Using the same method as on step two, mark 7/8" past your first mark. This is your cut line. Cut with your tubing cutter and debur.
Back into the bathroom, and fit the horizontal assembly into the top elbow of the riser. It will be a little loose, but don't worry about it. Make sure the riser is near vertical, and the horizontal section is perpendicular to the wall. I eyeballed this, as it is not critical if you're off by a bit. Make sure it looks right. Mark the ceiling where the drop-ear fitting holes are. I used the two on the 3:00 and 9:00 position of the fitting. Put your hollow wall anchors of choice into the ceiling, and screw the drop-ear fitting firmly against the ceiling.
Not done yet ... Now, take a tubing clamp and position it about 1/3 of the way from the wall. Mark the position of the holes in the ceiling. Put two more hollow wall anchors in place and screw the tubing clamp snug, but not so tight that it bends the tubing.
With the tubing secured, now take the 1-1/2" black pipe nipple, teflon tape the threads, and thread it into the drop-ear fitting.
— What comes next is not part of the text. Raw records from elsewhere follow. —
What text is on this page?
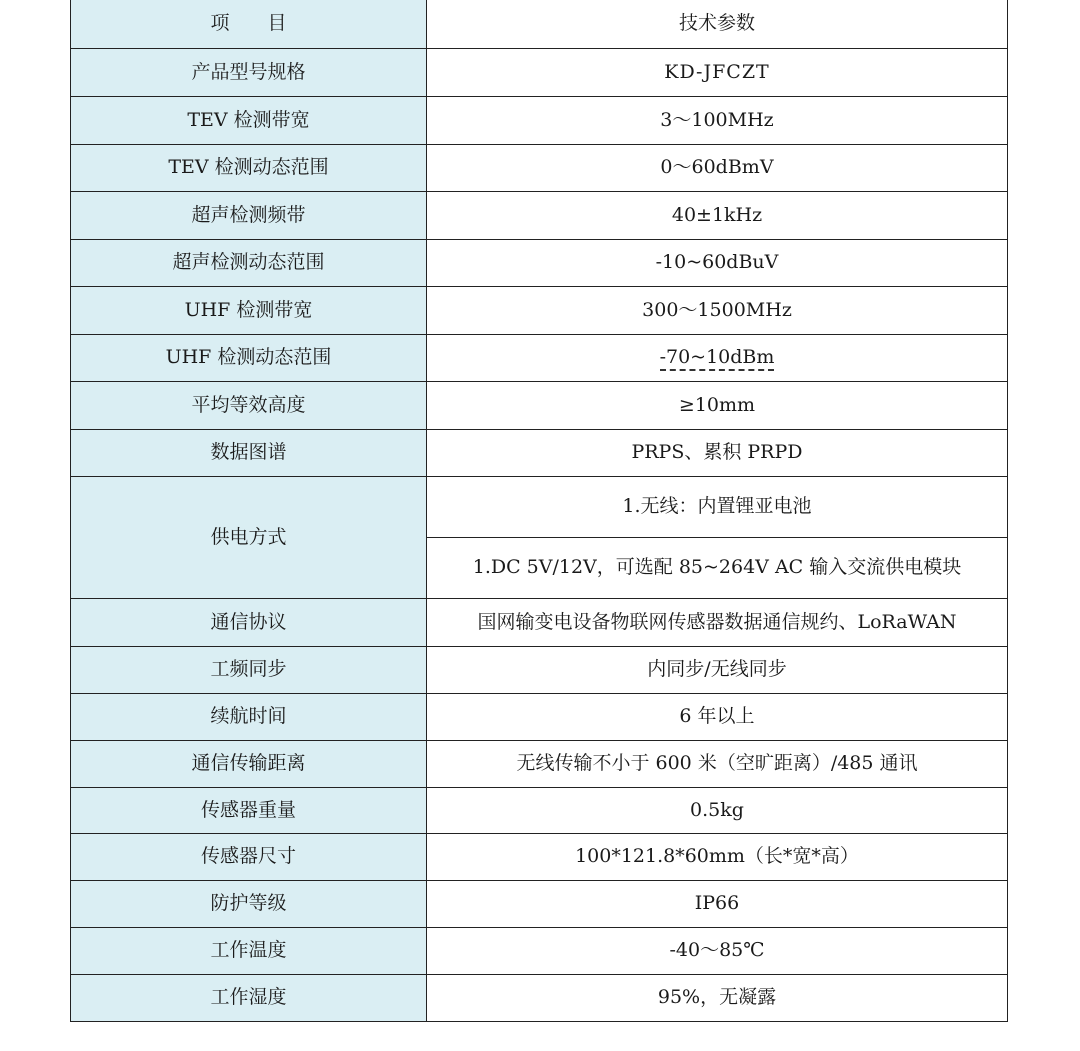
项　　目	技术参数
产品型号规格	KD-JFCZT
TEV 检测带宽	3～100MHz
TEV 检测动态范围	0～60dBmV
超声检测频带	40±1kHz
超声检测动态范围	-10~60dBuV
UHF 检测带宽	300～1500MHz
UHF 检测动态范围	-70~10dBm
平均等效高度	≥10mm
数据图谱	PRPS、累积 PRPD
供电方式	1.无线：内置锂亚电池
	1.DC 5V/12V，可选配 85~264V AC 输入交流供电模块
通信协议	国网输变电设备物联网传感器数据通信规约、LoRaWAN
工频同步	内同步/无线同步
续航时间	6 年以上
通信传输距离	无线传输不小于 600 米（空旷距离）/485 通讯
传感器重量	0.5kg
传感器尺寸	100*121.8*60mm（长*宽*高）
防护等级	IP66
工作温度	-40～85℃
工作湿度	95%，无凝露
Use your adjustable pliers to give it one more 1/8 to 1/4 turn past hand tight.
Step 4: Add Your Shower Head
Final step, and not so much to say here ... check the instructions of your shower head. If the female threaded section is plastic, you should not use teflon tape for the joint (plumbers of the universe, unite, and disagree with me if needed). Thread on the shower head to the pipe nipple to hand tight. That's it!
Turn on the water and check for leaks.